Je remonte des profondeurs de ce blog un article mis en ligne le 26 avril 2012, en écho à celui de Quichottine, Virtuels réédité ce matin de dimanche 8 janvier 2017 et faisant suite à une réédition de Commenter

 

le thème proposé par Enriqueta nécessitait de déborder dans les coulisses de la réflexion. Ma participation pour les CROQUEURS DE MOTS se trouvait dans mon billet intitulé   Fragments d'une chronique japonaise, de Ryoko Sekiguchi.

 

C'est pour ces envies d'à côtés par rapport aux consignes des défis, jeux ou exercices des communautés, et pour m'en tenir (dans le billet principal) à leurs consignes autant que possible, que j'avais créé Coulisses et contrechamps de nos blogs, (vite abandonné par manque d'échos : le concept était je crois mal compris).

 

Pour compléter ou revenir sur un billet plus ancien aussi, préciser ou modifier ce qui y avait été présenté.

 

La possibilité d'y mettre en lumière autrement les commentaires suscités était vite apparu.

Mais peut-être que ces "coups de projecteur" intimidaient-ils : les commentaires se sont raréfiés.Sans décourager les commentaires importuns.

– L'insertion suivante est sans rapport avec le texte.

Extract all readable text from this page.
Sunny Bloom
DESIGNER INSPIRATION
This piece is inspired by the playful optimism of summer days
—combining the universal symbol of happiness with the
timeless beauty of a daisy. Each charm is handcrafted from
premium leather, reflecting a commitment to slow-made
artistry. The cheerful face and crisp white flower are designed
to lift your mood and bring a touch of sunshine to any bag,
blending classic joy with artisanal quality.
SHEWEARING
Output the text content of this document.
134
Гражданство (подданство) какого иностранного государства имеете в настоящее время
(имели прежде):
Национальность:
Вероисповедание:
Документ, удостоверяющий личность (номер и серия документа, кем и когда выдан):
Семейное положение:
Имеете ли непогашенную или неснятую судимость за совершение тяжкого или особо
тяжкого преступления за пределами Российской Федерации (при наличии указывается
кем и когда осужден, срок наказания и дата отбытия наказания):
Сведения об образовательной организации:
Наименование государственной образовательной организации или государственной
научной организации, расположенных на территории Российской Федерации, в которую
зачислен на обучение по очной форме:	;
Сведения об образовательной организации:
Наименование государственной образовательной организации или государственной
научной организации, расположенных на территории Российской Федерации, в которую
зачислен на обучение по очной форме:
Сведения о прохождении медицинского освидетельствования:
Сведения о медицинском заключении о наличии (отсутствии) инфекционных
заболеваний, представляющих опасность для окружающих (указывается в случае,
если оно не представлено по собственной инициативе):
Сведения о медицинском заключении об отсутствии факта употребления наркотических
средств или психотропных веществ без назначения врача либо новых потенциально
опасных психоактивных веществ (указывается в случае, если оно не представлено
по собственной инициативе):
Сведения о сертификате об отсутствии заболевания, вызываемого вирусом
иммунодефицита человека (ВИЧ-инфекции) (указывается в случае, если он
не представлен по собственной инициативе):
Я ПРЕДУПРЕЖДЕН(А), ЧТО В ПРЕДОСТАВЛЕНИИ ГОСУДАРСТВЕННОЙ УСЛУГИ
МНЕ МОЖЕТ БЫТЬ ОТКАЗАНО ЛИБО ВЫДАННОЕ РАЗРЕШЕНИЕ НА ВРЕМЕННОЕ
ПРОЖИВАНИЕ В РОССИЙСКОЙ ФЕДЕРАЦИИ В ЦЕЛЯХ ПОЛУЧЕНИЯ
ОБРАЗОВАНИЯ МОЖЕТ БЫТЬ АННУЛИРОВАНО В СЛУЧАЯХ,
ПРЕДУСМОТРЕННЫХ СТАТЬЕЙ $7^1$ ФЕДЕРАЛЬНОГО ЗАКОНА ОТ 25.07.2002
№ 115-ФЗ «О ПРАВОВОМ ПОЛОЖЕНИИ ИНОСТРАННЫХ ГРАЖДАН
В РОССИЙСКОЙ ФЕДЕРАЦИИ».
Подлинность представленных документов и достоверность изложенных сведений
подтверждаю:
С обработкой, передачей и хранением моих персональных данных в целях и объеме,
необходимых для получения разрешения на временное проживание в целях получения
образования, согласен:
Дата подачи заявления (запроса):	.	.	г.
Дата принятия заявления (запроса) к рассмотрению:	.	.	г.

Chacun "apprivoisait" les possibilités des blogs et autres moyens d'Internet, leurs inconvénients aussi et les administrateurs des plateformes tatonnaient comme leurs utilisateurs. (ajout du 08/01/2017)

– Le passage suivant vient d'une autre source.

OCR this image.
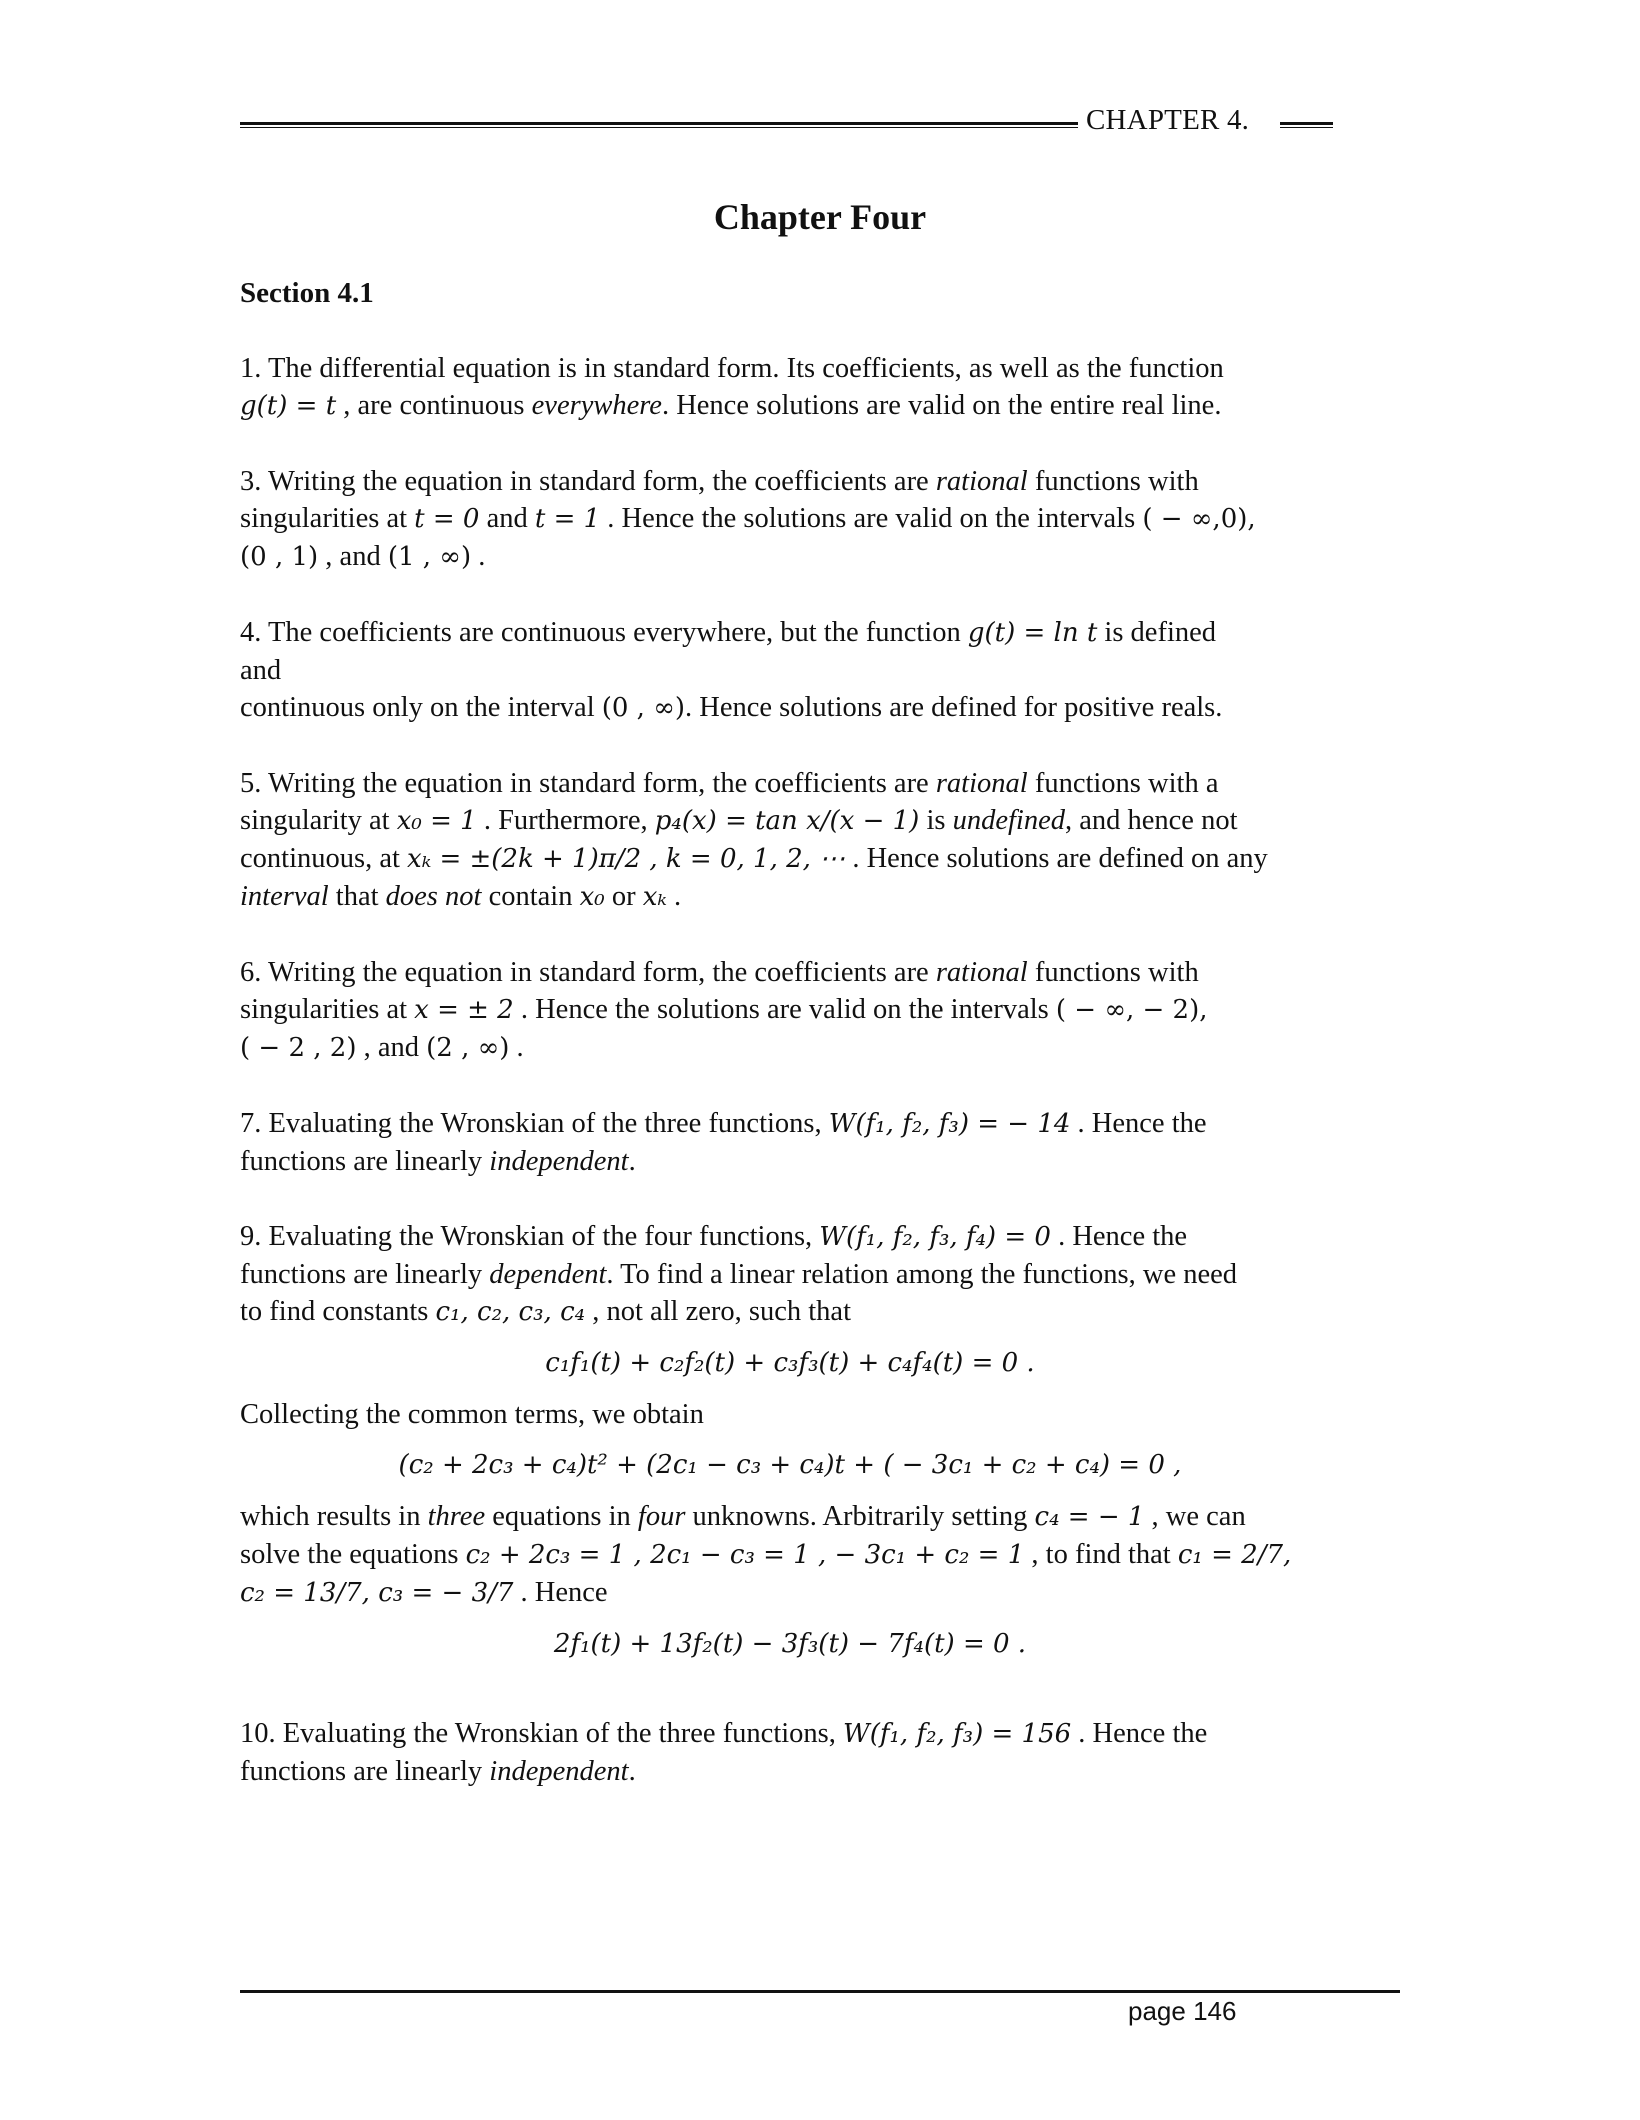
CHAPTER 4.
Chapter Four
Section 4.1
1. The differential equation is in standard form. Its coefficients, as well as the function
g(t) = t , are continuous everywhere. Hence solutions are valid on the entire real line.
3. Writing the equation in standard form, the coefficients are rational functions with
singularities at t = 0 and t = 1 . Hence the solutions are valid on the intervals ( − ∞,0),
(0 , 1) , and (1 , ∞) .
4. The coefficients are continuous everywhere, but the function g(t) = ln t is defined
and
continuous only on the interval (0 , ∞). Hence solutions are defined for positive reals.
5. Writing the equation in standard form, the coefficients are rational functions with a
singularity at x₀ = 1 . Furthermore, p₄(x) = tan x/(x − 1) is undefined, and hence not
continuous, at xₖ = ±(2k + 1)π/2 , k = 0, 1, 2, ⋯ . Hence solutions are defined on any
interval that does not contain x₀ or xₖ .
6. Writing the equation in standard form, the coefficients are rational functions with
singularities at x = ± 2 . Hence the solutions are valid on the intervals ( − ∞, − 2),
( − 2 , 2) , and (2 , ∞) .
7. Evaluating the Wronskian of the three functions, W(f₁, f₂, f₃) = − 14 . Hence the
functions are linearly independent.
9. Evaluating the Wronskian of the four functions, W(f₁, f₂, f₃, f₄) = 0 . Hence the
functions are linearly dependent. To find a linear relation among the functions, we need
to find constants c₁, c₂, c₃, c₄ , not all zero, such that
c₁f₁(t) + c₂f₂(t) + c₃f₃(t) + c₄f₄(t) = 0 .
Collecting the common terms, we obtain
(c₂ + 2c₃ + c₄)t² + (2c₁ − c₃ + c₄)t + ( − 3c₁ + c₂ + c₄) = 0 ,
which results in three equations in four unknowns. Arbitrarily setting c₄ = − 1 , we can
solve the equations c₂ + 2c₃ = 1 , 2c₁ − c₃ = 1 , − 3c₁ + c₂ = 1 , to find that c₁ = 2/7,
c₂ = 13/7, c₃ = − 3/7 . Hence
2f₁(t) + 13f₂(t) − 3f₃(t) − 7f₄(t) = 0 .
10. Evaluating the Wronskian of the three functions, W(f₁, f₂, f₃) = 156 . Hence the
functions are linearly independent.
page 146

Enriqueta nous avait donc proposé pour ce jeudi en poésie le nom ou l'adjectif  "virtuel"

Voilà un sujet vaste, polysémique, et en pleine mutation en ce qui concerne l'espace numérique qui essaime toujours plus dans nos vies et notre planète.

 

Quand j'ai ouvert mon blog, je l'avais écrit dès mon billet d'accueil comme l'un de mes objectifs ...

 

"Une réflexion sur le réel et le virtuel que je voudrais plus visible."

 

Le nez dans le guidon des itinéraires des communautés que j'aime  suivre, j'ai depuis trop longtemps perdu de vue cette intention ...

 

Pour le jeudi en poésie "virtuel" proposé par Enriqueta pour le défi n°80 des CROQUEURS DE MOTS, j'avais utilisé cette photo pour illustrer quelques fragments d'une "chronique japonaise", de Ryoko Sekiguchi   

 

bureau-tsunami1 - reduc1

 

Une photo prise en France, le 11 mars 2011, loin du littoral et de tout risque de tsunami, bien plus loin encore du Japon.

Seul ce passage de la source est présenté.